One could also argue that an economic incentive is a soft approach. Following the corporate accountability line instead of the weaker corporate social responsibility approach, the EU could also play ball and make clean and safe ship recycling mandatory for any ship owned by a company registered in the EU, while closing loopholes such as leasing. That would probably not relocate the whole European shipping industry – but create room for growth for the green innovators that already exist and comply.
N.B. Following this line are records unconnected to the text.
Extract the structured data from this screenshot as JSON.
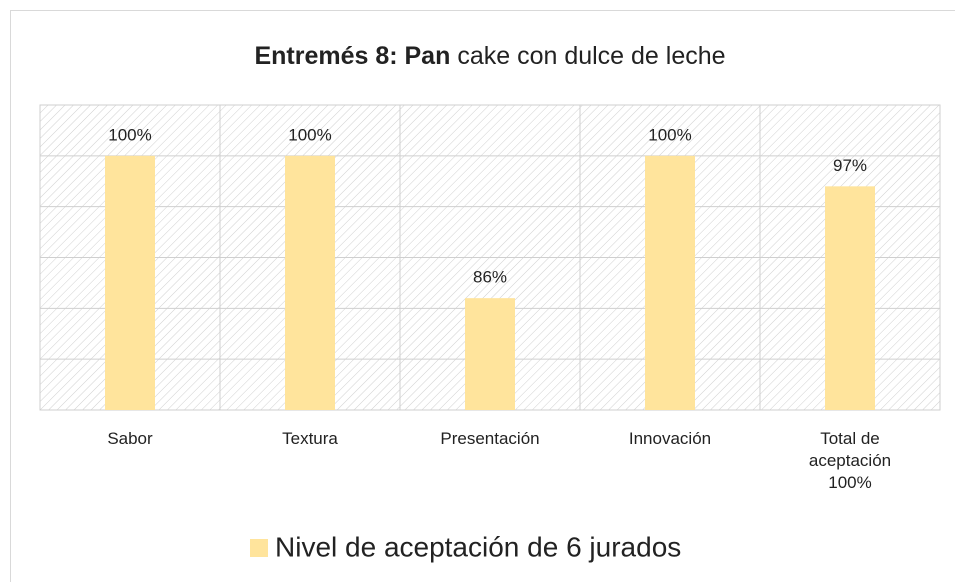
{
  "chart_data": {
    "type": "bar",
    "title": [
      "Entremés 8: Pan",
      "cake con dulce de leche"
    ],
    "categories": [
      "Sabor",
      "Textura",
      "Presentación",
      "Innovación",
      "Total de aceptación 100%"
    ],
    "series": [
      {
        "name": "Nivel de aceptación de 6 jurados",
        "color": "#ffe49c",
        "values": [
          100,
          100,
          86,
          100,
          97
        ],
        "value_labels": [
          "100%",
          "100%",
          "86%",
          "100%",
          "97%"
        ]
      }
    ],
    "ylim": [
      75,
      105
    ],
    "yticks": [
      75,
      80,
      85,
      90,
      95,
      100,
      105
    ],
    "grid": true
  }
}
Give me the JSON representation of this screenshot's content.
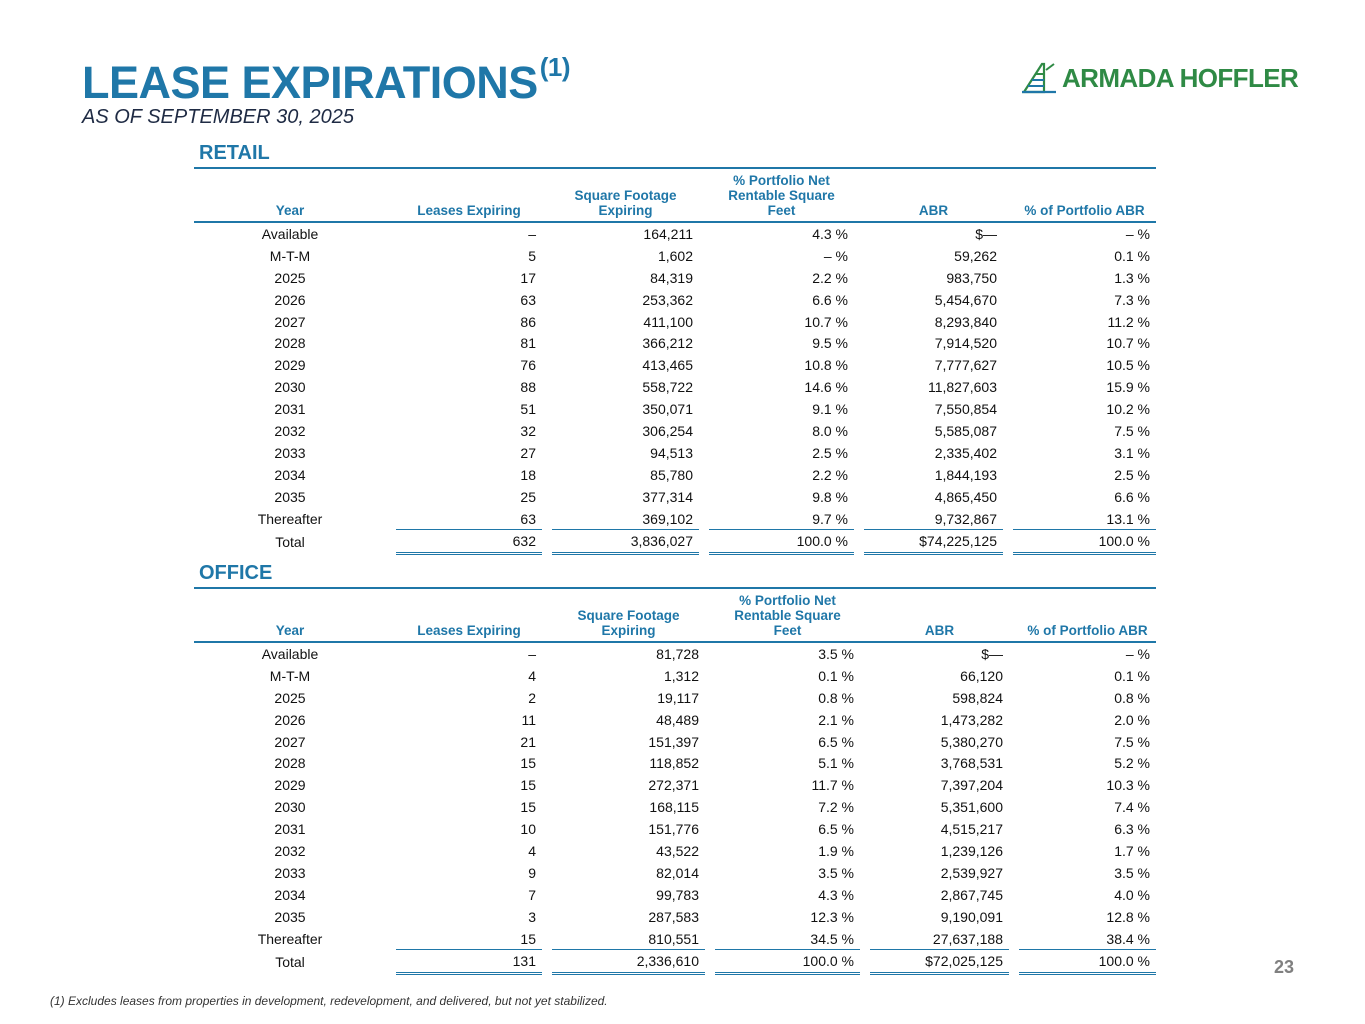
{
  "header": {
    "title": "LEASE EXPIRATIONS",
    "title_note": "(1)",
    "subtitle": "AS OF SEPTEMBER 30, 2025",
    "logo_text": "ARMADA HOFFLER"
  },
  "colors": {
    "accent": "#1f77a8",
    "logo": "#2f8a45"
  },
  "icons": {
    "logo": "armada-hoffler-logo-icon"
  },
  "retail": {
    "title": "RETAIL",
    "headers": {
      "year": "Year",
      "leases": "Leases Expiring",
      "sqft": "Square Footage Expiring",
      "pct_nrsf": "% Portfolio Net Rentable Square Feet",
      "abr": "ABR",
      "pct_abr": "% of Portfolio ABR"
    },
    "rows": [
      {
        "year": "Available",
        "leases": "–",
        "sqft": "164,211",
        "pct_nrsf": "4.3 %",
        "abr": "$—",
        "pct_abr": "– %"
      },
      {
        "year": "M-T-M",
        "leases": "5",
        "sqft": "1,602",
        "pct_nrsf": "– %",
        "abr": "59,262",
        "pct_abr": "0.1 %"
      },
      {
        "year": "2025",
        "leases": "17",
        "sqft": "84,319",
        "pct_nrsf": "2.2 %",
        "abr": "983,750",
        "pct_abr": "1.3 %"
      },
      {
        "year": "2026",
        "leases": "63",
        "sqft": "253,362",
        "pct_nrsf": "6.6 %",
        "abr": "5,454,670",
        "pct_abr": "7.3 %"
      },
      {
        "year": "2027",
        "leases": "86",
        "sqft": "411,100",
        "pct_nrsf": "10.7 %",
        "abr": "8,293,840",
        "pct_abr": "11.2 %"
      },
      {
        "year": "2028",
        "leases": "81",
        "sqft": "366,212",
        "pct_nrsf": "9.5 %",
        "abr": "7,914,520",
        "pct_abr": "10.7 %"
      },
      {
        "year": "2029",
        "leases": "76",
        "sqft": "413,465",
        "pct_nrsf": "10.8 %",
        "abr": "7,777,627",
        "pct_abr": "10.5 %"
      },
      {
        "year": "2030",
        "leases": "88",
        "sqft": "558,722",
        "pct_nrsf": "14.6 %",
        "abr": "11,827,603",
        "pct_abr": "15.9 %"
      },
      {
        "year": "2031",
        "leases": "51",
        "sqft": "350,071",
        "pct_nrsf": "9.1 %",
        "abr": "7,550,854",
        "pct_abr": "10.2 %"
      },
      {
        "year": "2032",
        "leases": "32",
        "sqft": "306,254",
        "pct_nrsf": "8.0 %",
        "abr": "5,585,087",
        "pct_abr": "7.5 %"
      },
      {
        "year": "2033",
        "leases": "27",
        "sqft": "94,513",
        "pct_nrsf": "2.5 %",
        "abr": "2,335,402",
        "pct_abr": "3.1 %"
      },
      {
        "year": "2034",
        "leases": "18",
        "sqft": "85,780",
        "pct_nrsf": "2.2 %",
        "abr": "1,844,193",
        "pct_abr": "2.5 %"
      },
      {
        "year": "2035",
        "leases": "25",
        "sqft": "377,314",
        "pct_nrsf": "9.8 %",
        "abr": "4,865,450",
        "pct_abr": "6.6 %"
      },
      {
        "year": "Thereafter",
        "leases": "63",
        "sqft": "369,102",
        "pct_nrsf": "9.7 %",
        "abr": "9,732,867",
        "pct_abr": "13.1 %"
      }
    ],
    "total": {
      "year": "Total",
      "leases": "632",
      "sqft": "3,836,027",
      "pct_nrsf": "100.0 %",
      "abr": "$74,225,125",
      "pct_abr": "100.0 %"
    }
  },
  "office": {
    "title": "OFFICE",
    "headers": {
      "year": "Year",
      "leases": "Leases Expiring",
      "sqft": "Square Footage Expiring",
      "pct_nrsf": "% Portfolio Net Rentable Square Feet",
      "abr": "ABR",
      "pct_abr": "% of Portfolio ABR"
    },
    "rows": [
      {
        "year": "Available",
        "leases": "–",
        "sqft": "81,728",
        "pct_nrsf": "3.5 %",
        "abr": "$—",
        "pct_abr": "– %"
      },
      {
        "year": "M-T-M",
        "leases": "4",
        "sqft": "1,312",
        "pct_nrsf": "0.1 %",
        "abr": "66,120",
        "pct_abr": "0.1 %"
      },
      {
        "year": "2025",
        "leases": "2",
        "sqft": "19,117",
        "pct_nrsf": "0.8 %",
        "abr": "598,824",
        "pct_abr": "0.8 %"
      },
      {
        "year": "2026",
        "leases": "11",
        "sqft": "48,489",
        "pct_nrsf": "2.1 %",
        "abr": "1,473,282",
        "pct_abr": "2.0 %"
      },
      {
        "year": "2027",
        "leases": "21",
        "sqft": "151,397",
        "pct_nrsf": "6.5 %",
        "abr": "5,380,270",
        "pct_abr": "7.5 %"
      },
      {
        "year": "2028",
        "leases": "15",
        "sqft": "118,852",
        "pct_nrsf": "5.1 %",
        "abr": "3,768,531",
        "pct_abr": "5.2 %"
      },
      {
        "year": "2029",
        "leases": "15",
        "sqft": "272,371",
        "pct_nrsf": "11.7 %",
        "abr": "7,397,204",
        "pct_abr": "10.3 %"
      },
      {
        "year": "2030",
        "leases": "15",
        "sqft": "168,115",
        "pct_nrsf": "7.2 %",
        "abr": "5,351,600",
        "pct_abr": "7.4 %"
      },
      {
        "year": "2031",
        "leases": "10",
        "sqft": "151,776",
        "pct_nrsf": "6.5 %",
        "abr": "4,515,217",
        "pct_abr": "6.3 %"
      },
      {
        "year": "2032",
        "leases": "4",
        "sqft": "43,522",
        "pct_nrsf": "1.9 %",
        "abr": "1,239,126",
        "pct_abr": "1.7 %"
      },
      {
        "year": "2033",
        "leases": "9",
        "sqft": "82,014",
        "pct_nrsf": "3.5 %",
        "abr": "2,539,927",
        "pct_abr": "3.5 %"
      },
      {
        "year": "2034",
        "leases": "7",
        "sqft": "99,783",
        "pct_nrsf": "4.3 %",
        "abr": "2,867,745",
        "pct_abr": "4.0 %"
      },
      {
        "year": "2035",
        "leases": "3",
        "sqft": "287,583",
        "pct_nrsf": "12.3 %",
        "abr": "9,190,091",
        "pct_abr": "12.8 %"
      },
      {
        "year": "Thereafter",
        "leases": "15",
        "sqft": "810,551",
        "pct_nrsf": "34.5 %",
        "abr": "27,637,188",
        "pct_abr": "38.4 %"
      }
    ],
    "total": {
      "year": "Total",
      "leases": "131",
      "sqft": "2,336,610",
      "pct_nrsf": "100.0 %",
      "abr": "$72,025,125",
      "pct_abr": "100.0 %"
    }
  },
  "footnote": "(1)  Excludes leases from properties in development, redevelopment, and delivered, but not yet stabilized.",
  "page_number": "23"
}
Business as unusual: the (almost) good guys
Responsible European ship owners have developed ship recycling policies. The Danish Maersk group, the world’s largest container-ship owner, was amongst the first to have an ambitious ship recycling policy and has so far lived up to it for those ships registered under its name. However, Maersk sold off three ships to Greek owner Diana Shipping and chartered the vessels back: all three were beached in 2013. The sale of old ships to a new owner while continuing to be the operator is another common way of avoiding responsibility at end-of-life, and it weakens Maersk’s efforts to be a global leader in green ship recycling. Best practice examples are Norwegian ship owners Grieg and Höegh Autoliners, who have proven to be serious about their environmental policies and have not beached vessels in 2013. Canada Steamship Lines (CSL) and Royal Dutch Boskalis went one step further and had their ships recycled within OECD countries only. Dutch company Van Oord, active in the dredging and offshore industry, has recently stated they will no longer beach any of their ships.
More pressure on the EU will be needed to move the majority of European ship owners into the small list of responsible companies. That is one of the reasons why the EEB is currently working with the NGO Shipbreaking platform on a hearing on environmental justice in general and the issue of industrial waste and shipbreaking in particular.